First, let’s note that applying the Hadamard transform on an arbitrary n-qubit $\displaystyle H\,|k_{n-1}\dots k_0\rangle = \frac{1}{2^{n/2}}\big((|0\rangle + (-)^{k_{n-1}}|1\rangle)\ldots (|0\rangle + (-)^{k_0}|1\rangle) \big) \\\;=\displaystyle \frac{1}{2^{n/2}}\sum_u (-)^{k.u}\,|u\rangle = H^{(n)}\,|k\rangle$

which defines the n-Hadamard transform $H^{(n)}$.

Put $N=2^n$ and start with a ground state of twice n-qubits $\psi_0 = |0\ldots 0\rangle|0\ldots 0\rangle$ and apply $H^{(n)}$ on the first n-qubits: $\displaystyle\psi_1 = H^n\,|0\rangle|0\rangle = \frac{1}{\sqrt{N}}\sum_{k=0}^{N-1}|k\rangle|0\rangle$

then apply the black-box function holding the result in the second register $\displaystyle\psi_2 = U_f\,|\psi_1\rangle = \frac{1}{\sqrt{N}}\sum_{k=0}^{N-1}|k\rangle|f(k)\rangle$

applying the Hadamard treansform again $\displaystyle\psi_3 = U_f\,|\psi_1\rangle = \frac{1}{\sqrt{N}}\sum_{k=0}^{N-1}\big(\frac{1}{\sqrt{N}}\sum_{m=0}^{N-1}(-)^{m.k}|m\rangle\big)|f(k)\rangle$.

Now, the period $c$ divides the N kets into cosets containing each two elements (because of the $\mathbb{Z}_2$ addition $\oplus$). The value on these cosets is constant and if we take in each coset a representative value $z$ we can reduce the sum over k by summing only over these representatives. Hence $\displaystyle\psi_3 = \frac{1}{N}\sum_{u=0}^{N-1}|u\rangle\,\sum_m|f(m)\rangle(-)^{m.u}\big(1+(-)^{c.u}\big)$.

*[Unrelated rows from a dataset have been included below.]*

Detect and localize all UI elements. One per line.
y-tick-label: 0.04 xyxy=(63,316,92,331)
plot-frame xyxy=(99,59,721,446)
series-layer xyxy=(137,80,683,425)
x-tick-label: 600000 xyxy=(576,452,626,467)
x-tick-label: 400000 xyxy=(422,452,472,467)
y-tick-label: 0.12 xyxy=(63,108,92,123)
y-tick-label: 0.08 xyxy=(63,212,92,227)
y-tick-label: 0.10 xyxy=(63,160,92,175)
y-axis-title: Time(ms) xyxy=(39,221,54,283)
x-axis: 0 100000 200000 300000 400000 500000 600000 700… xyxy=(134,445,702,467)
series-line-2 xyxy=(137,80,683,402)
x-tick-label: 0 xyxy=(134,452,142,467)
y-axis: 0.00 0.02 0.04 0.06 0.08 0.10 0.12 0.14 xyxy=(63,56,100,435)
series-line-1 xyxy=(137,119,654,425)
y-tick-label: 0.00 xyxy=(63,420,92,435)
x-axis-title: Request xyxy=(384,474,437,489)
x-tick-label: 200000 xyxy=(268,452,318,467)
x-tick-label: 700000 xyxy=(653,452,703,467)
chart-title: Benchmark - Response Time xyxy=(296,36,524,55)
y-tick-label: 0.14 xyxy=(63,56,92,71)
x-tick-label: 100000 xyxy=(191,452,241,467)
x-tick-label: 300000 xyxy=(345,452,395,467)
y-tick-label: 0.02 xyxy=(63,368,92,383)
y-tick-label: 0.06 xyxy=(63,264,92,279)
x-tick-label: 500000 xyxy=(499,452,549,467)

If $u$ is not orthogonal to $c$ the term drops out, so measuring things will always reveal states which are orthogonal to $c$. In fact, if you compute the probability of getting one of these states, call it $v$, you get $\displaystyle\frac{1}{N^2}\sum_m\,\langle f(m)|\, f(m)\rangle\,|1+(-)^{c.v}|^2 = \frac{1}{2^{n-1}}$.

If you repeatedly measure the first register you end up with a collection of vectors spanning a space orthogonal to the period $c$ which hence delivers the period. Note that the measurement collapses the state in each case and the procedure is destructive. So, this algorithm is not as magical as the Deutsch-Josza algorithm but still requires exponentially less power than any classical version.